President and representatives from seven countries in South America’s Amazon region met in Colombia on Friday to discuss a joint strategy for preserving the world’s largest rainforest, which has been under threat from a record number of wildfires.
Bolivia, Brazil, Colombia, Ecuador, Guyana, Peru and Suriname signed a pact, setting up a disaster response network and satellite monitoring, the BBC reported.
At a summit in Colombia, they also agreed to work on reforestation.
More than 80,000 fires have broken out in the Amazon rainforest this year.
The pact will also increase cooperation on fighting causes of deforestation, including illegal mining and forest clearing for agriculture and drug trafficking.
Amazon is a vital carbon store that slows down the pace of global warming, and 60 per cent of it is located in Brazil.
The number of fires between January and August 2019 is double that of the same period last year, according to the country’s National Institute for Space Research (Inpe).
President Bolsonaro has drawn intense domestic and international criticism for failing to protect the region.

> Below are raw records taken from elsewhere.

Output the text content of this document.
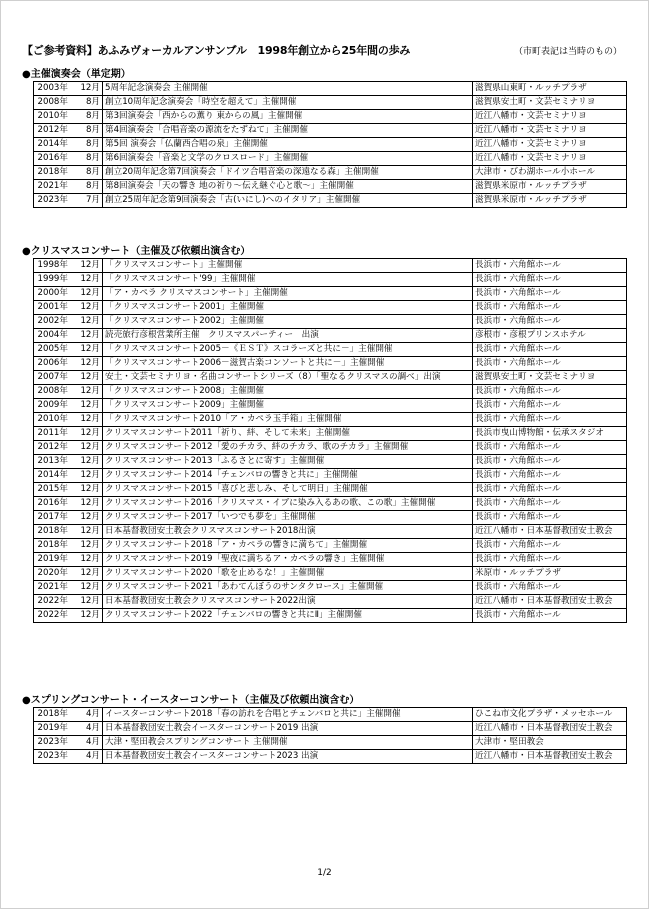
【ご参考資料】あふみヴォーカルアンサンブル　1998年創立から25年間の歩み	（市町表記は当時のもの）
●主催演奏会（単定期）
2003年	12月	5周年記念演奏会 主催開催	滋賀県山東町・ルッチプラザ
2008年	8月	創立10周年記念演奏会「時空を超えて」主催開催	滋賀県安土町・文芸セミナリヨ
2010年	8月	第3回演奏会「西からの薫り 東からの風」主催開催	近江八幡市・文芸セミナリヨ
2012年	8月	第4回演奏会「合唱音楽の源流をたずねて」主催開催	近江八幡市・文芸セミナリヨ
2014年	8月	第5回 演奏会「仏蘭西合唱の泉」主催開催	近江八幡市・文芸セミナリヨ
2016年	8月	第6回演奏会「音楽と文学のクロスロード」主催開催	近江八幡市・文芸セミナリヨ
2018年	8月	創立20周年記念第7回演奏会「ドイツ合唱音楽の深遠なる森」主催開催	大津市・びわ湖ホール小ホール
2021年	8月	第8回演奏会「天の響き 地の祈り～伝え継ぐ心と歌～」主催開催	滋賀県米原市・ルッチプラザ
2023年	7月	創立25周年記念第9回演奏会「古(いにし)へのイタリア」主催開催	滋賀県米原市・ルッチプラザ
●クリスマスコンサート（主催及び依頼出演含む）
1998年	12月	「クリスマスコンサート」主催開催	長浜市・六角館ホール
1999年	12月	「クリスマスコンサート'99」主催開催	長浜市・六角館ホール
2000年	12月	「ア・カペラ クリスマスコンサート」主催開催	長浜市・六角館ホール
2001年	12月	「クリスマスコンサート2001」主催開催	長浜市・六角館ホール
2002年	12月	「クリスマスコンサート2002」主催開催	長浜市・六角館ホール
2004年	12月	読売旅行彦根営業所主催　クリスマスパーティー　出演	彦根市・彦根プリンスホテル
2005年	12月	「クリスマスコンサート2005－《ＥＳＴ》スコラーズと共に－」主催開催	長浜市・六角館ホール
2006年	12月	「クリスマスコンサート2006－滋賀古楽コンソートと共に－」主催開催	長浜市・六角館ホール
2007年	12月	安土・文芸セミナリヨ・名曲コンサートシリーズ（8）「聖なるクリスマスの調べ」出演	滋賀県安土町・文芸セミナリヨ
2008年	12月	「クリスマスコンサート2008」主催開催	長浜市・六角館ホール
2009年	12月	「クリスマスコンサート2009」主催開催	長浜市・六角館ホール
2010年	12月	「クリスマスコンサート2010「ア・カペラ玉手箱」主催開催	長浜市・六角館ホール
2011年	12月	クリスマスコンサート2011「祈り、絆、そして未来」主催開催	長浜市曳山博物館・伝承スタジオ
2012年	12月	クリスマスコンサート2012「愛のチカラ、絆のチカラ、歌のチカラ」主催開催	長浜市・六角館ホール
2013年	12月	クリスマスコンサート2013「ふるさとに寄す」主催開催	長浜市・六角館ホール
2014年	12月	クリスマスコンサート2014「チェンバロの響きと共に」主催開催	長浜市・六角館ホール
2015年	12月	クリスマスコンサート2015「喜びと悲しみ、そして明日」主催開催	長浜市・六角館ホール
2016年	12月	クリスマスコンサート2016「クリスマス・イブに染み入るあの歌、この歌」主催開催	長浜市・六角館ホール
2017年	12月	クリスマスコンサート2017「いつでも夢を」主催開催	長浜市・六角館ホール
2018年	12月	日本基督教団安土教会クリスマスコンサート2018出演	近江八幡市・日本基督教団安土教会
2018年	12月	クリスマスコンサート2018「ア・カペラの響きに満ちて」主催開催	長浜市・六角館ホール
2019年	12月	クリスマスコンサート2019「聖夜に満ちるア・カペラの響き」主催開催	長浜市・六角館ホール
2020年	12月	クリスマスコンサート2020「歌を止めるな！」主催開催	米原市・ルッチプラザ
2021年	12月	クリスマスコンサート2021「あわてんぼうのサンタクロース」主催開催	長浜市・六角館ホール
2022年	12月	日本基督教団安土教会クリスマスコンサート2022出演	近江八幡市・日本基督教団安土教会
2022年	12月	クリスマスコンサート2022「チェンバロの響きと共にⅡ」主催開催	長浜市・六角館ホール
●スプリングコンサート・イースターコンサート（主催及び依頼出演含む）
2018年	4月	イースターコンサート2018「春の訪れを合唱とチェンバロと共に」主催開催	ひこね市文化プラザ・メッセホール
2019年	4月	日本基督教団安土教会イースターコンサート2019 出演	近江八幡市・日本基督教団安土教会
2023年	4月	大津・堅田教会スプリングコンサート 主催開催	大津市・堅田教会
2023年	4月	日本基督教団安土教会イースターコンサート2023 出演	近江八幡市・日本基督教団安土教会
1/2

Colombian President Ivan Duque said that the Amazon countries are seeking backing from multilateral banks such as the Inter-American Development Bank.
Bolivia has also seen fires rage across the forest near its borders with Brazil and Paraguay.
Meanwhile, Brazil’s leading meat export industry group and agricultural businesses have joined an environmental campaign calling for an end to deforestation in public lands in the Amazon and demanding government action.
Last month, the US government had said that it did not approve the offer of $20 million in aid to Brazil made by the G7 member nations to fight the devastating wildfires in the Amazon rainforest.
French President Emmanuel Macron had announced that G7 countries will earmark $20 million to help fight the massive fires raging across Amazonia.